Paul Atkins Confirmed as Bitcoin Speaker 2026

Paul Atkins, the sitting Chairman of the US Securities and Exchange Commission and one of the most important figures in American financial regulation, has been officially confirmed as a speaker at Bitcoin 2026 – marking the first time in history that a sitting SEC Chairman has been invited to the world’s largest Bitcoin conference. Appointed by President Trump in 2025, Atkins wasted no time in reshaping the SEC’s relationship with digital assets.
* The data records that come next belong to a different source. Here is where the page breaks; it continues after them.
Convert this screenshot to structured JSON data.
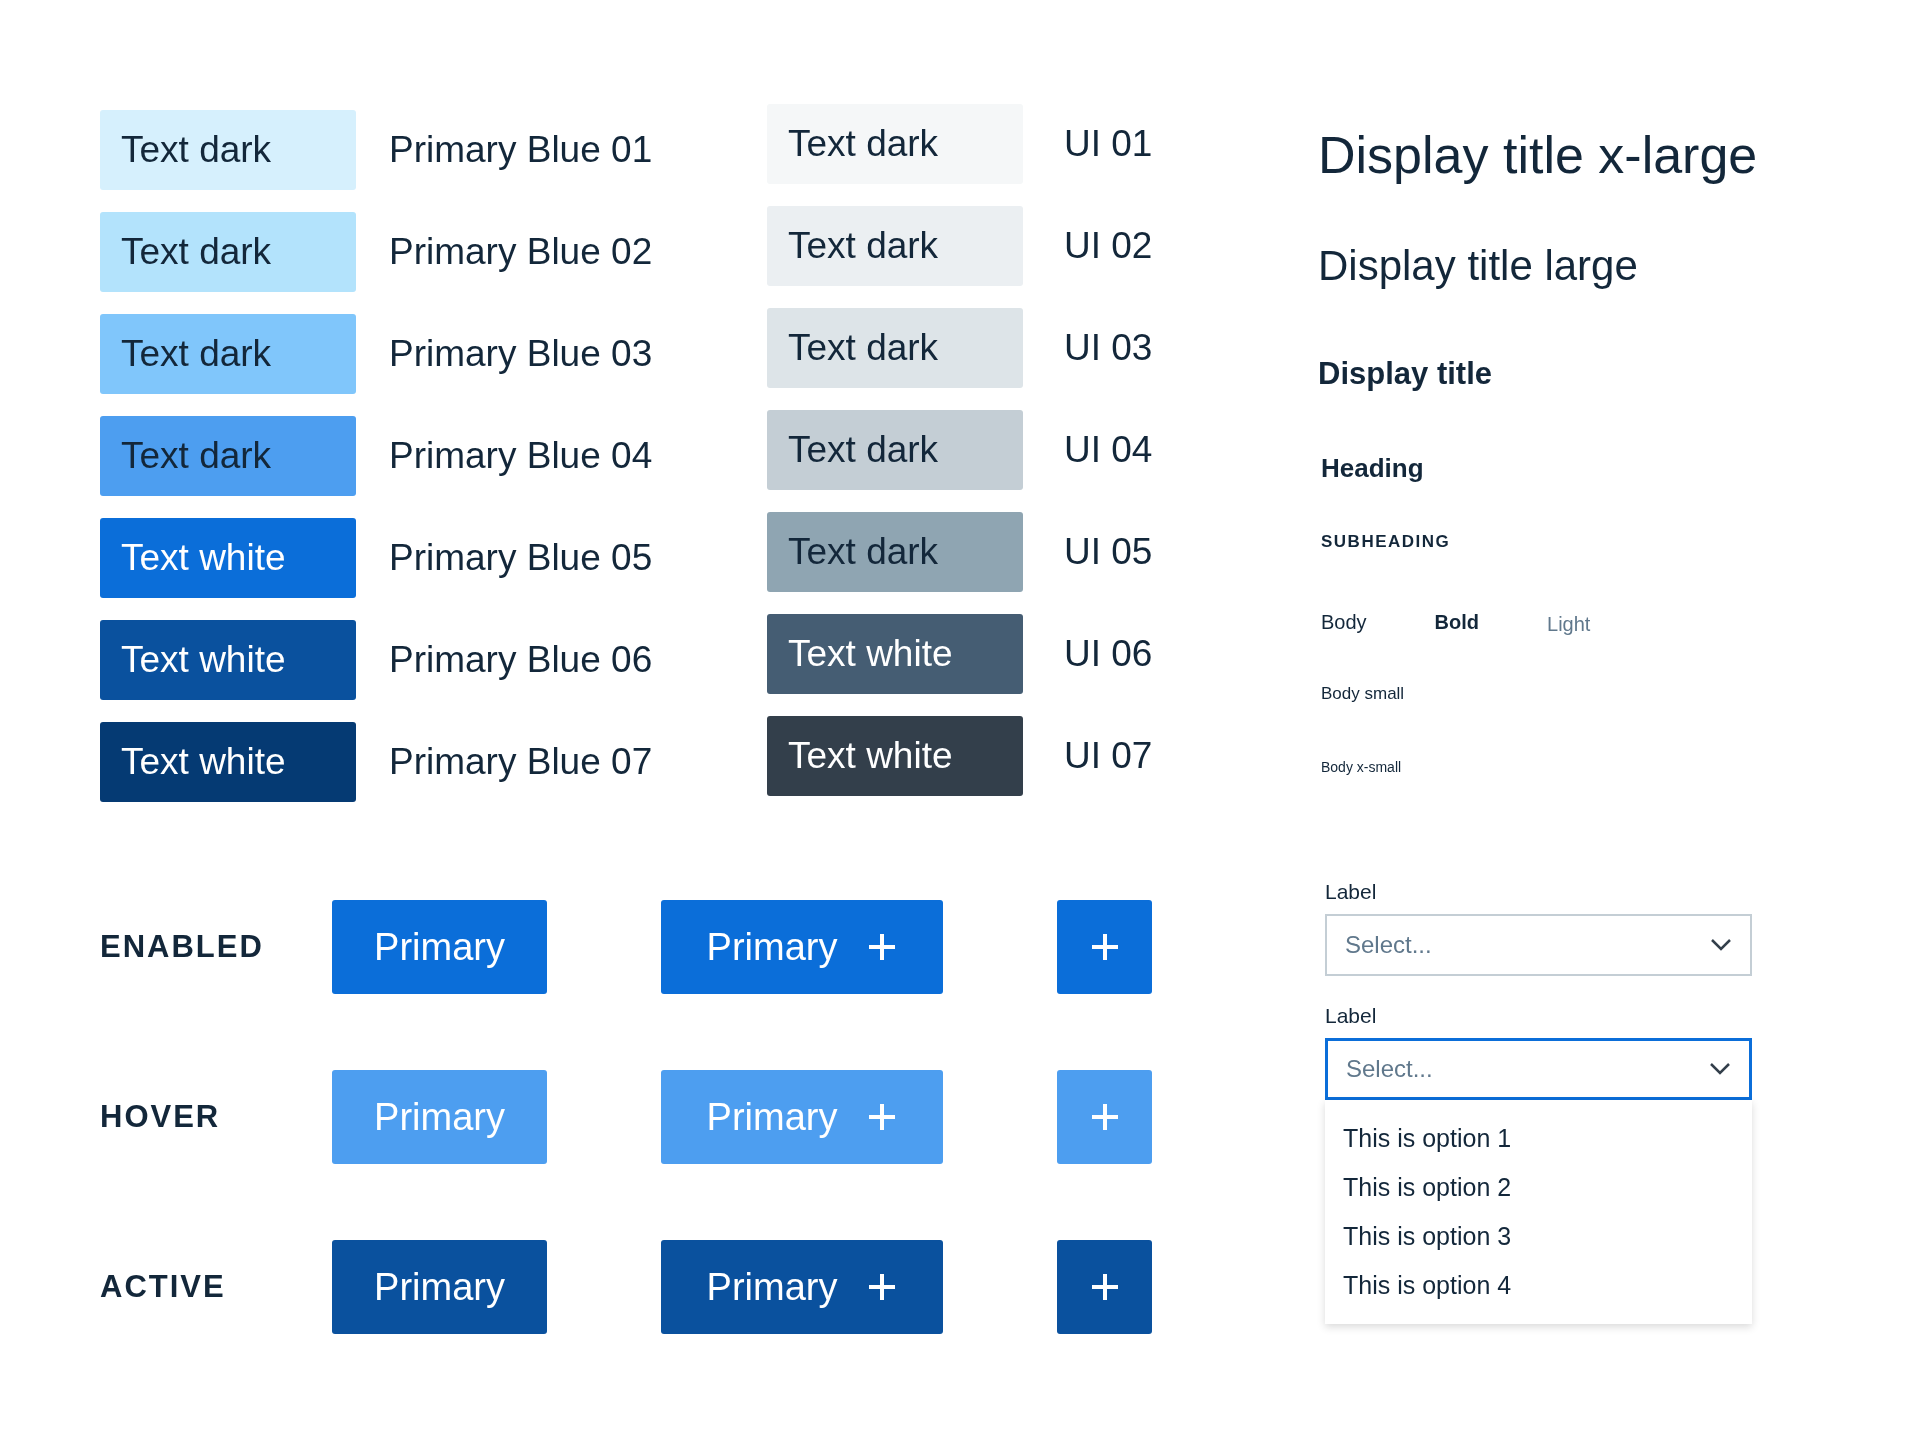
{
  "swatch_groups": [
    {
      "swatches": [
        {
          "sample": "Text dark",
          "name": "Primary Blue 01",
          "color": "#d6f0fd",
          "kind": "dark-text"
        },
        {
          "sample": "Text dark",
          "name": "Primary Blue 02",
          "color": "#b3e3fc",
          "kind": "dark-text"
        },
        {
          "sample": "Text dark",
          "name": "Primary Blue 03",
          "color": "#80c6fb",
          "kind": "dark-text"
        },
        {
          "sample": "Text dark",
          "name": "Primary Blue 04",
          "color": "#4d9ef0",
          "kind": "dark-text"
        },
        {
          "sample": "Text white",
          "name": "Primary Blue 05",
          "color": "#0b6ed9",
          "kind": "light-text"
        },
        {
          "sample": "Text white",
          "name": "Primary Blue 06",
          "color": "#0a519e",
          "kind": "light-text"
        },
        {
          "sample": "Text white",
          "name": "Primary Blue 07",
          "color": "#053a73",
          "kind": "light-text"
        }
      ]
    },
    {
      "swatches": [
        {
          "sample": "Text dark",
          "name": "UI 01",
          "color": "#f5f7f8",
          "kind": "dark-text"
        },
        {
          "sample": "Text dark",
          "name": "UI 02",
          "color": "#ebeff2",
          "kind": "dark-text"
        },
        {
          "sample": "Text dark",
          "name": "UI 03",
          "color": "#dde4e8",
          "kind": "dark-text"
        },
        {
          "sample": "Text dark",
          "name": "UI 04",
          "color": "#c4ced5",
          "kind": "dark-text"
        },
        {
          "sample": "Text dark",
          "name": "UI 05",
          "color": "#8fa5b2",
          "kind": "dark-text"
        },
        {
          "sample": "Text white",
          "name": "UI 06",
          "color": "#455d73",
          "kind": "light-text"
        },
        {
          "sample": "Text white",
          "name": "UI 07",
          "color": "#333f4b",
          "kind": "light-text"
        }
      ]
    }
  ],
  "typography": [
    {
      "kind": "display-xl",
      "text": "Display title x-large"
    },
    {
      "kind": "display-l",
      "text": "Display title large"
    },
    {
      "kind": "display",
      "text": "Display title"
    },
    {
      "kind": "heading",
      "text": "Heading"
    },
    {
      "kind": "subheading",
      "text": "SUBHEADING"
    },
    {
      "kind": "body-row",
      "variants": [
        {
          "kind": "regular",
          "text": "Body"
        },
        {
          "kind": "bold",
          "text": "Bold"
        },
        {
          "kind": "light",
          "text": "Light"
        }
      ]
    },
    {
      "kind": "body-small",
      "text": "Body small"
    },
    {
      "kind": "body-xsmall",
      "text": "Body x-small"
    }
  ],
  "button_states": [
    {
      "kind": "enabled",
      "label": "ENABLED",
      "buttons": [
        {
          "kind": "text",
          "label": "Primary"
        },
        {
          "kind": "text-icon",
          "label": "Primary"
        },
        {
          "kind": "icon"
        }
      ]
    },
    {
      "kind": "hover",
      "label": "HOVER",
      "buttons": [
        {
          "kind": "text",
          "label": "Primary"
        },
        {
          "kind": "text-icon",
          "label": "Primary"
        },
        {
          "kind": "icon"
        }
      ]
    },
    {
      "kind": "active",
      "label": "ACTIVE",
      "buttons": [
        {
          "kind": "text",
          "label": "Primary"
        },
        {
          "kind": "text-icon",
          "label": "Primary"
        },
        {
          "kind": "icon"
        }
      ]
    }
  ],
  "dropdowns": [
    {
      "label": "Label",
      "value": "Select...",
      "focused": false,
      "expanded": false
    },
    {
      "label": "Label",
      "value": "Select...",
      "focused": true,
      "expanded": true,
      "options": [
        "This is option 1",
        "This is option 2",
        "This is option 3",
        "This is option 4"
      ]
    }
  ]
}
Under his leadership, the SEC launched the “Crypto Project,” a major step toward creating a clear, innovation-friendly regulatory framework for the industry — ending what many described as a decade of enforcement-driven ambiguity that hindered American innovation in the space.
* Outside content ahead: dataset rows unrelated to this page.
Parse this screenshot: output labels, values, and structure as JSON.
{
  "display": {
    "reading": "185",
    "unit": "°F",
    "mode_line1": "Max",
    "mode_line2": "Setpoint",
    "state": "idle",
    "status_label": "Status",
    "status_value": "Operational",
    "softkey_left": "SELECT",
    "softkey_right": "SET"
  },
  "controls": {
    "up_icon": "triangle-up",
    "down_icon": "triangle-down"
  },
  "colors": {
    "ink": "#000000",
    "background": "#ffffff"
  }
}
A longtime pro-market policymaker with roots as a trade attorney and former SEC Commissioner under the Bush administration, Atkins has made his stance on Bitcoin clear. At the launch of Project Crypto, he announced: “We are on the verge of a new era in the history of our markets” – announcing a broad initiative by the Commission to move the American financial markets to the chain, to create clear guidelines on how Bitcoin can be stored, sold, and used, and to replace outdated laws of one-size-fits-all with digital frameworks built for the ages. His presence at Bitcoin 2026 shows something much bigger than a speaking slot – it represents a significant shift in the way Washington views Bitcoin, and a rare opportunity for tens of thousands of attendees to hear directly from the man who is rewriting the rules of digital asset management in America.

Just two years ago, the relationship between the SEC and the digital assets industry was defined by tension, at which time Chairman Gary Gensler presided over a wave of enforcement actions against Bitcoin and the broader crypto industry, all of which lacked regulation for industry participants to build from, thus creating more uncertainty than clarity. It was on stage at Bitcoin 2024 in Nashville that US presidential candidate Donald Trump announced to a crowd of thousands that he would fire Gensler and replace him with pro-Bitcoin leadership – a moment that captured how digital asset policy has become part of the political debate. When Trump won the election, Gensler stepped down the day he took office, and Paul Atkins was appointed to lead the SEC in his place. Whether one views the previous era as a necessary safeguard for consumer protection or overregulation, the difference is clear – and the fact that the current SEC Chairman is taking the stage at the world’s largest Bitcoin conference shows how much has changed.